07/11/2021
Our nervous system activates defense mode for a reason - to get us OUT of danger (or keep us alive while waiting for the danger to pass). When we are chronically exposed to danger, though, without the ability to escape or overcome it, and especially if we've been/felt alone in facing that danger, then the nervous system stays chronically in defense mode and can lose the ability to register the absence of danger - i.e. to identify "safe" or "safe enough." We're left with a body sense of feeling chronically under threat - and our responses to life and relationships cannot help but be influenced by that nervous system state of not feeling safe.
Some therapies, such as DBT (Dialectical Behavioral Therapy) and ACT (Acceptance & Commitment Therapy) help us learn skills for recognizing and managing our behavior when we're feeling threatened. These skills are valuable and can be immensely helpful - bringing much needed relief from feeling out of control of our own actions.

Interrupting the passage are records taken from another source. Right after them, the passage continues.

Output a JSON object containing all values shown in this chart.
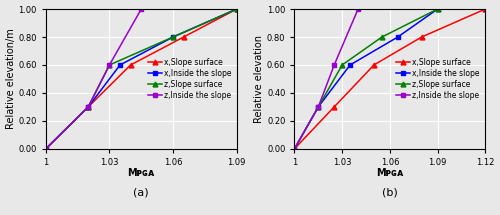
{
  "subplot_a": {
    "xlabel": "Mᴘɢᴀ",
    "ylabel": "Relative elevation/m",
    "xlim": [
      1.0,
      1.09
    ],
    "ylim": [
      0.0,
      1.0
    ],
    "xticks": [
      1.0,
      1.03,
      1.06,
      1.09
    ],
    "xticklabels": [
      "1",
      "1.03",
      "1.06",
      "1.09"
    ],
    "yticks": [
      0.0,
      0.2,
      0.4,
      0.6,
      0.8,
      1.0
    ],
    "yticklabels": [
      "0.00",
      "0.20",
      "0.40",
      "0.60",
      "0.80",
      "1.00"
    ],
    "series": [
      {
        "label": "x,Slope surface",
        "color": "#ff0000",
        "marker": "^",
        "x": [
          1.0,
          1.02,
          1.04,
          1.065,
          1.09
        ],
        "y": [
          0.0,
          0.3,
          0.6,
          0.8,
          1.0
        ]
      },
      {
        "label": "x,Inside the slope",
        "color": "#0000ff",
        "marker": "s",
        "x": [
          1.0,
          1.02,
          1.035,
          1.06,
          1.09
        ],
        "y": [
          0.0,
          0.3,
          0.6,
          0.8,
          1.0
        ]
      },
      {
        "label": "z,Slope surface",
        "color": "#008000",
        "marker": "^",
        "x": [
          1.0,
          1.02,
          1.03,
          1.06,
          1.09
        ],
        "y": [
          0.0,
          0.3,
          0.6,
          0.8,
          1.0
        ]
      },
      {
        "label": "z,Inside the slope",
        "color": "#9900cc",
        "marker": "s",
        "x": [
          1.0,
          1.02,
          1.03,
          1.045
        ],
        "y": [
          0.0,
          0.3,
          0.6,
          1.0
        ]
      }
    ]
  },
  "subplot_b": {
    "xlabel": "Mᴘɢᴀ",
    "ylabel": "Relative elevation",
    "xlim": [
      1.0,
      1.12
    ],
    "ylim": [
      0.0,
      1.0
    ],
    "xticks": [
      1.0,
      1.03,
      1.06,
      1.09,
      1.12
    ],
    "xticklabels": [
      "1",
      "1.03",
      "1.06",
      "1.09",
      "1.12"
    ],
    "yticks": [
      0.0,
      0.2,
      0.4,
      0.6,
      0.8,
      1.0
    ],
    "yticklabels": [
      "0.00",
      "0.20",
      "0.40",
      "0.60",
      "0.80",
      "1.00"
    ],
    "series": [
      {
        "label": "x,Slope surface",
        "color": "#ff0000",
        "marker": "^",
        "x": [
          1.0,
          1.025,
          1.05,
          1.08,
          1.12
        ],
        "y": [
          0.0,
          0.3,
          0.6,
          0.8,
          1.0
        ]
      },
      {
        "label": "x,Inside the slope",
        "color": "#0000ff",
        "marker": "s",
        "x": [
          1.0,
          1.015,
          1.035,
          1.065,
          1.09
        ],
        "y": [
          0.0,
          0.3,
          0.6,
          0.8,
          1.0
        ]
      },
      {
        "label": "z,Slope surface",
        "color": "#008000",
        "marker": "^",
        "x": [
          1.0,
          1.015,
          1.03,
          1.055,
          1.09
        ],
        "y": [
          0.0,
          0.3,
          0.6,
          0.8,
          1.0
        ]
      },
      {
        "label": "z,Inside the slope",
        "color": "#9900cc",
        "marker": "s",
        "x": [
          1.0,
          1.015,
          1.025,
          1.04
        ],
        "y": [
          0.0,
          0.3,
          0.6,
          1.0
        ]
      }
    ]
  },
  "legend_fontsize": 5.5,
  "axis_label_fontsize": 7,
  "tick_fontsize": 6,
  "subtitle_fontsize": 8,
  "line_width": 1.1,
  "marker_size": 3.5,
  "bg_color": "#e8e8e8",
  "grid_color": "#ffffff"
}
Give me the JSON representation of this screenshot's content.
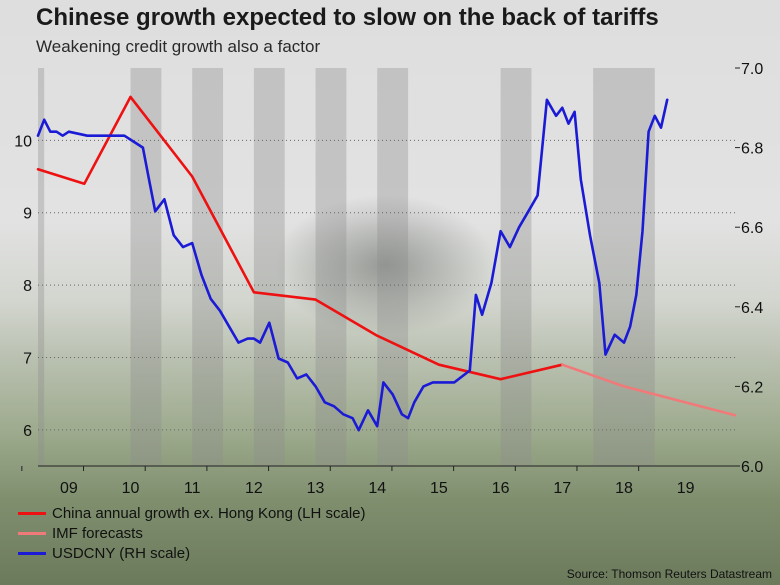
{
  "title": "Chinese growth expected to slow on the back of tariffs",
  "subtitle": "Weakening credit growth also a factor",
  "source": "Source: Thomson Reuters Datastream",
  "colors": {
    "growth": "#ee1111",
    "imf": "#f07a7a",
    "usdcny": "#1b1bd6",
    "band": "#8c8c8c"
  },
  "legend": [
    {
      "label": "China annual growth ex. Hong Kong (LH scale)",
      "color": "#ee1111"
    },
    {
      "label": "IMF forecasts",
      "color": "#f07a7a"
    },
    {
      "label": "USDCNY (RH scale)",
      "color": "#1b1bd6"
    }
  ],
  "chart_data": {
    "type": "line",
    "x_range": [
      2008.5,
      2019.8
    ],
    "x_tick_labels": [
      "09",
      "10",
      "11",
      "12",
      "13",
      "14",
      "15",
      "16",
      "17",
      "18",
      "19"
    ],
    "x_tick_years": [
      2009,
      2010,
      2011,
      2012,
      2013,
      2014,
      2015,
      2016,
      2017,
      2018,
      2019
    ],
    "shaded_years": [
      2008.5,
      2010,
      2011,
      2012,
      2013,
      2014,
      2016,
      2017.5
    ],
    "y_left": {
      "range": [
        5.5,
        11
      ],
      "ticks": [
        6,
        7,
        8,
        9,
        10
      ]
    },
    "y_right": {
      "range": [
        6.0,
        7.0
      ],
      "ticks": [
        "6.0",
        "6.2",
        "6.4",
        "6.6",
        "6.8",
        "7.0"
      ]
    },
    "series": [
      {
        "name": "China annual growth ex. Hong Kong (LH scale)",
        "axis": "left",
        "x": [
          2008.5,
          2009.25,
          2010.0,
          2011.0,
          2012.0,
          2013.0,
          2014.0,
          2015.0,
          2016.0,
          2017.0
        ],
        "y": [
          9.6,
          9.4,
          10.6,
          9.5,
          7.9,
          7.8,
          7.3,
          6.9,
          6.7,
          6.9
        ]
      },
      {
        "name": "IMF forecasts",
        "axis": "left",
        "x": [
          2017.0,
          2018.0,
          2019.8
        ],
        "y": [
          6.9,
          6.6,
          6.2
        ]
      },
      {
        "name": "USDCNY (RH scale)",
        "axis": "right",
        "x": [
          2008.5,
          2008.6,
          2008.7,
          2008.8,
          2008.9,
          2009.0,
          2009.3,
          2009.6,
          2009.9,
          2010.0,
          2010.2,
          2010.3,
          2010.4,
          2010.55,
          2010.7,
          2010.85,
          2011.0,
          2011.15,
          2011.3,
          2011.45,
          2011.6,
          2011.75,
          2011.9,
          2012.0,
          2012.1,
          2012.25,
          2012.4,
          2012.55,
          2012.7,
          2012.85,
          2013.0,
          2013.15,
          2013.3,
          2013.45,
          2013.6,
          2013.7,
          2013.85,
          2014.0,
          2014.1,
          2014.25,
          2014.4,
          2014.5,
          2014.6,
          2014.75,
          2014.9,
          2015.0,
          2015.25,
          2015.5,
          2015.6,
          2015.7,
          2015.85,
          2016.0,
          2016.15,
          2016.3,
          2016.45,
          2016.6,
          2016.75,
          2016.9,
          2017.0,
          2017.1,
          2017.2,
          2017.3,
          2017.45,
          2017.6,
          2017.7,
          2017.85,
          2018.0,
          2018.1,
          2018.2,
          2018.3,
          2018.4,
          2018.5,
          2018.6,
          2018.7
        ],
        "y": [
          6.83,
          6.87,
          6.84,
          6.84,
          6.83,
          6.84,
          6.83,
          6.83,
          6.83,
          6.82,
          6.8,
          6.72,
          6.64,
          6.67,
          6.58,
          6.55,
          6.56,
          6.48,
          6.42,
          6.39,
          6.35,
          6.31,
          6.32,
          6.32,
          6.31,
          6.36,
          6.27,
          6.26,
          6.22,
          6.23,
          6.2,
          6.16,
          6.15,
          6.13,
          6.12,
          6.09,
          6.14,
          6.1,
          6.21,
          6.18,
          6.13,
          6.12,
          6.16,
          6.2,
          6.21,
          6.21,
          6.21,
          6.24,
          6.43,
          6.38,
          6.46,
          6.59,
          6.55,
          6.6,
          6.64,
          6.68,
          6.92,
          6.88,
          6.9,
          6.86,
          6.89,
          6.72,
          6.58,
          6.46,
          6.28,
          6.33,
          6.31,
          6.35,
          6.43,
          6.59,
          6.84,
          6.88,
          6.85,
          6.92
        ]
      }
    ]
  }
}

Other modes of therapy, including Emotionally Focused Therapy (EFT), Accelerated Experiential Dynamic Psychotherapy (AEDP), and Internal Family Systems Therapy (IFS), facilitate a process that allows the nervous system to learn (either anew or perhaps for the first time) how to identify, feel and trust your current experience of safety - thus opening up a whole new set of possibilities for responding to life and relationships from a place of feeling "safe" (or "safe enough.") [Of course, in order for our nervous system to begin to learn this new reality, we first need to be out of actual danger - i.e. no longer a dependent child trapped in a home with less-than-safe-enough caregivers (trying to cover a lot of possibilities with that one phrase); or no longer being abused by a partner, etc.]